Continued attention should be placed toward joint ownership and collaboration.  Access to result oriented tools should eventually provide consolidation across system management platforms.  There seems to be a symphony of “my network”, “my network management system” and “my QoS methods(selective performance limiting parameters)” rather than “our”.  This paradigm can continue to changed through CENTCOM’s already effective wooing of COCOM’s to common goals. 

The brightest technology leadership will be compelled to participate and support forums where the best ideas are welcome.  DoD has long been aware of the benefit and result of collaborative design methodologies from its spawning of the Internet through academic research channels. 
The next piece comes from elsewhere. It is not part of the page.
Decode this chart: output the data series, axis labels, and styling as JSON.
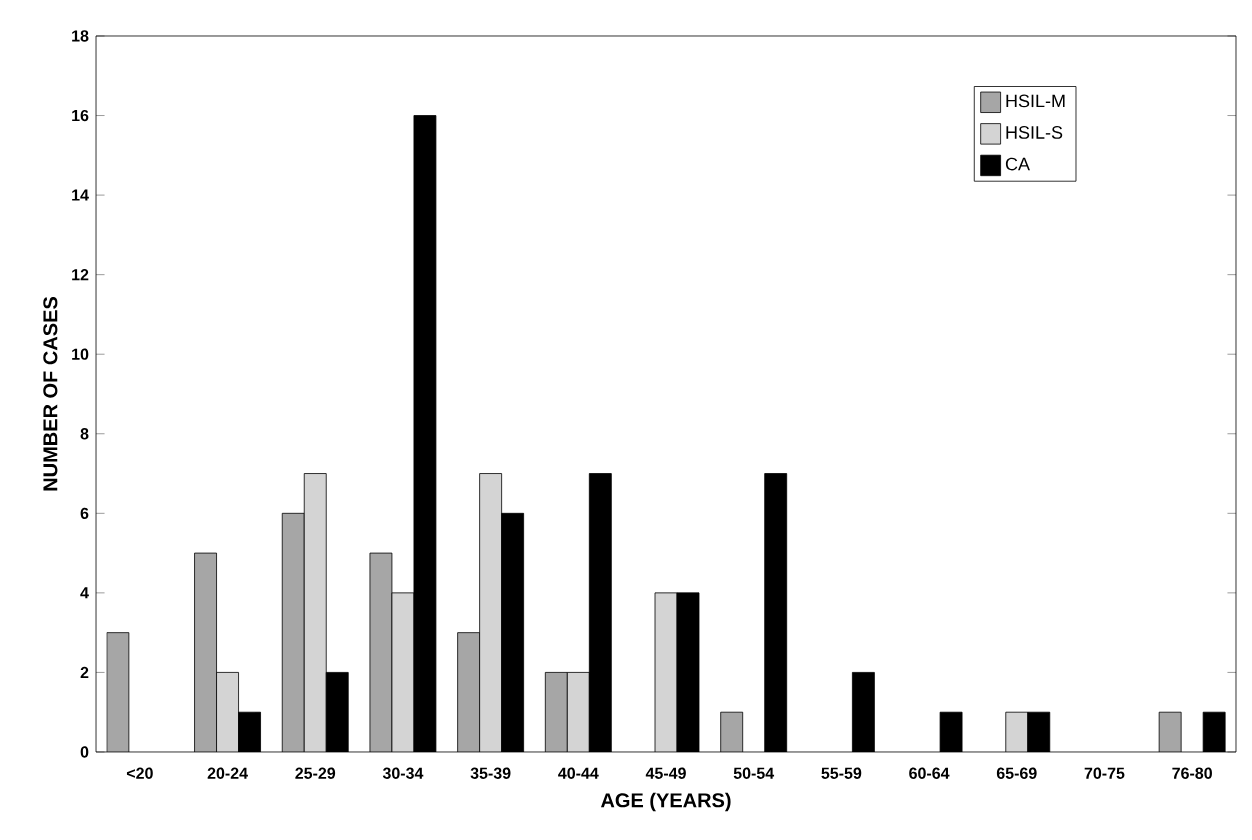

Internet RFC’s are very carefully worded collaborative “Requests For Comments” avoiding the use of “mandates” but attain the most adhered to unspoken, peer to peer mandates in technology history.  The first RFC’s were not about technology, but about how the Internet Society would collaborate to adopt the “best information at the time” the decision is made and sticking with such for sufficient time to provide an architectural return on their investment and a new solution could build on that success.  Internet psychology has proven effective and is likely the most ubiquitously admired of modern DoD initiatives.  

During the review of the AOR general network architecture and associated network management documentation including diagrams and link provisioning details it became obvious that some areas had meticulous micro details without an effective macro view and vice versa.  CENTCOM recently built an excellent set of large format consolidated network views, but lacks display and training space for such large formats to be displayed and used for technologist education. 
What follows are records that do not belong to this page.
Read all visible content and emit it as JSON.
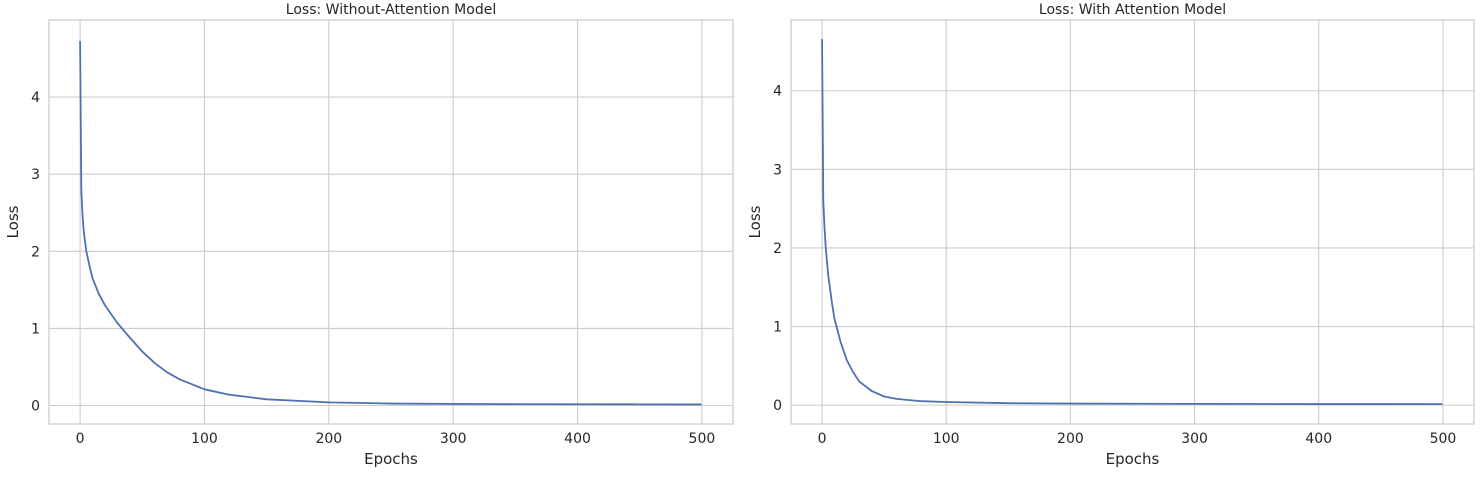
{
  "chart_data": [
    {
      "type": "line",
      "title": "Loss: Without-Attention Model",
      "xlabel": "Epochs",
      "ylabel": "Loss",
      "xlim": [
        -25,
        525
      ],
      "ylim": [
        -0.24,
        5.0
      ],
      "xticks": [
        0,
        100,
        200,
        300,
        400,
        500
      ],
      "yticks": [
        0,
        1,
        2,
        3,
        4
      ],
      "grid": true,
      "series": [
        {
          "color": "#4c72b0",
          "x": [
            0,
            1,
            2,
            3,
            5,
            8,
            10,
            15,
            20,
            30,
            40,
            50,
            60,
            70,
            80,
            100,
            120,
            150,
            200,
            250,
            300,
            350,
            400,
            450,
            499
          ],
          "y": [
            4.72,
            2.8,
            2.45,
            2.25,
            2.0,
            1.78,
            1.65,
            1.45,
            1.3,
            1.07,
            0.88,
            0.7,
            0.55,
            0.43,
            0.34,
            0.21,
            0.14,
            0.08,
            0.04,
            0.025,
            0.02,
            0.018,
            0.016,
            0.015,
            0.014
          ]
        }
      ]
    },
    {
      "type": "line",
      "title": "Loss: With Attention Model",
      "xlabel": "Epochs",
      "ylabel": "Loss",
      "xlim": [
        -25,
        525
      ],
      "ylim": [
        -0.24,
        4.9
      ],
      "xticks": [
        0,
        100,
        200,
        300,
        400,
        500
      ],
      "yticks": [
        0,
        1,
        2,
        3,
        4
      ],
      "grid": true,
      "series": [
        {
          "color": "#4c72b0",
          "x": [
            0,
            1,
            2,
            3,
            5,
            8,
            10,
            15,
            20,
            25,
            30,
            40,
            50,
            60,
            80,
            100,
            150,
            200,
            300,
            400,
            499
          ],
          "y": [
            4.65,
            2.6,
            2.25,
            2.0,
            1.65,
            1.3,
            1.1,
            0.8,
            0.57,
            0.42,
            0.3,
            0.18,
            0.11,
            0.08,
            0.05,
            0.04,
            0.025,
            0.02,
            0.016,
            0.014,
            0.013
          ]
        }
      ]
    }
  ]
}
They also suffer from not being dynamically linked to speed provisioning updates occurring regularly.  The larger the network or system with more people making changes and responsible for troubleshooting the more the documentation needs to be part of regular proactive operations. 
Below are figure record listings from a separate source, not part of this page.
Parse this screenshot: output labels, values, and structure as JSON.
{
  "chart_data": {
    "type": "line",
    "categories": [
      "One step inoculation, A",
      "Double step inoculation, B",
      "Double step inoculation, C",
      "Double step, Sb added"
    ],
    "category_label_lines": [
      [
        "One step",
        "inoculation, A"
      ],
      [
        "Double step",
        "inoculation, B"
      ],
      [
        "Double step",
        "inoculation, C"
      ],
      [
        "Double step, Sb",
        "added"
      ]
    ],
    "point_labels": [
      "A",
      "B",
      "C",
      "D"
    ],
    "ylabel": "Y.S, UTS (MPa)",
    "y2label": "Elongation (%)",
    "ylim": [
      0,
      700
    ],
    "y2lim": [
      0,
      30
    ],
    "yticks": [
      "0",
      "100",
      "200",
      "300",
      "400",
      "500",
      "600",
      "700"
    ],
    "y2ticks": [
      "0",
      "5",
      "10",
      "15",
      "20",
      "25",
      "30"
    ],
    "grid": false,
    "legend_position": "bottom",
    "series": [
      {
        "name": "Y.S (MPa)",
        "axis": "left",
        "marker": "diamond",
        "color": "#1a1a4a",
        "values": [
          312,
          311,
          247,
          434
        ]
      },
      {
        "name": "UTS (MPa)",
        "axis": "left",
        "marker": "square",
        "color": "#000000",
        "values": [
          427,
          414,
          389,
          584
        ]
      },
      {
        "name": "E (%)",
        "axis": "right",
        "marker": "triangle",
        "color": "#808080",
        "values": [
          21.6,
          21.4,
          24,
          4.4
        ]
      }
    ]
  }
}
The documentation illustrates the system architecture.  If technologists are not able to understand the architecture they are bound to destroy it through ignorance.  Such diagrams and details are the key to creating and maintaining technical cultural architecture awareness and used to teach and model best practice behavior in and between COCOMs.  

Biometric architecture documentation, component lists and diagrams are emerging, but remain rudimentary with many incongruities and without regular update schedules.  With the proliferation of biometric FSE’s (Field Support Engineers) in the AOR and many support personnel ready to assist the Biometrics Community at CENTCOM and COCOM’s a critical danger exists that assistance with problems will be inhibited by the lack of up to date information on servers, roles, DSS replication, and biometric enrollment forwarding architecture.   This is likely to grow worse as more technologists institute unrecorded and undocumented changes. 

Once change control approves a change without associated up to date diagrams and lists it is too late as technologists are not typically known for volunteering to update the diagram after the technical change is made. 

The best way to institute effective updated documentation is by requiring it of technologists as they request a desired change.  In this manner documentation will always be up to date as changes occur. 

Most network and application problems can be traced changes - and ultimately to poor documentation and change control discipline.  Leadership can play a significant role in honoring and recognizing the value of these best practices.